In 2007, roughly 73 percent of hospitals offered breastfeeding mothers formula packs, but by 2013 only 31.6 percent of hospitals were following this practice, according to a study from the Centers for Disease Control and Prevention. In addition, only 25 percent of hospitals were giving out formula packs in 24 U.S states.
“Several studies have shown that providing infant formula discharge packs to breastfeeding mothers reduces duration of exclusive breastfeeding,” said Dr. Jennifer Nelson, lead study author and epidemiologist with the CDC, in a news release.
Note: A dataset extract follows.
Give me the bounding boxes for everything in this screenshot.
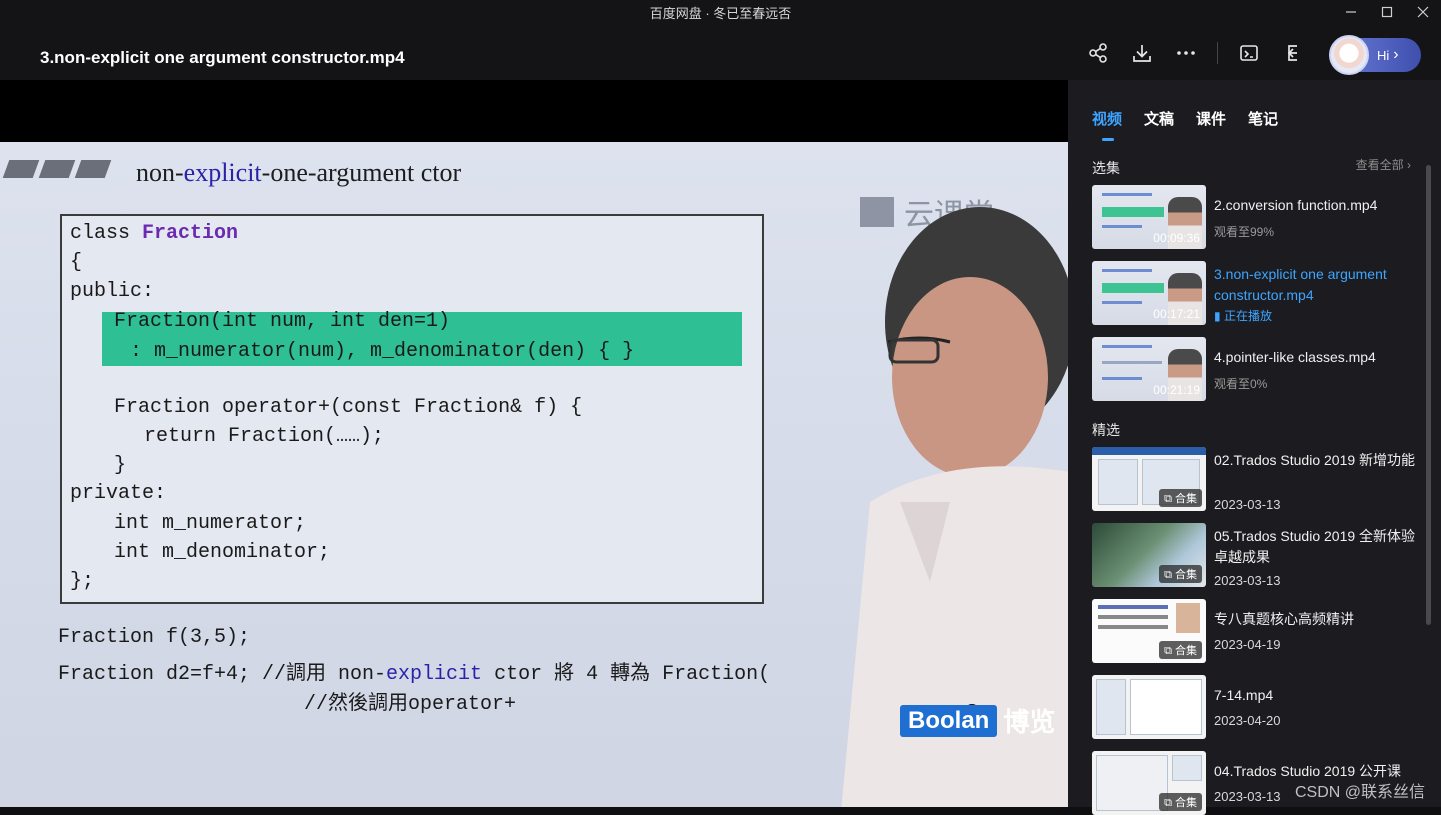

According to Mary Ann Neumann, an advanced practice nurse for Women and Infant Services at Advocate Trinity Hospital in Chicago, breast milk provides complete nutrition for babies essential for their health, growth and development that formula can’t duplicate.
“The health benefits breast milk provides impacts infants throughout their lives,” Neumann says. “The lower rate of obesity in childhood alone leads to a lifetime of better health.”
The American Academy of Pediatrics recommends that infants should be breastfed exclusively until they are 6-months-old and should encourage breastfeeding until 12 months.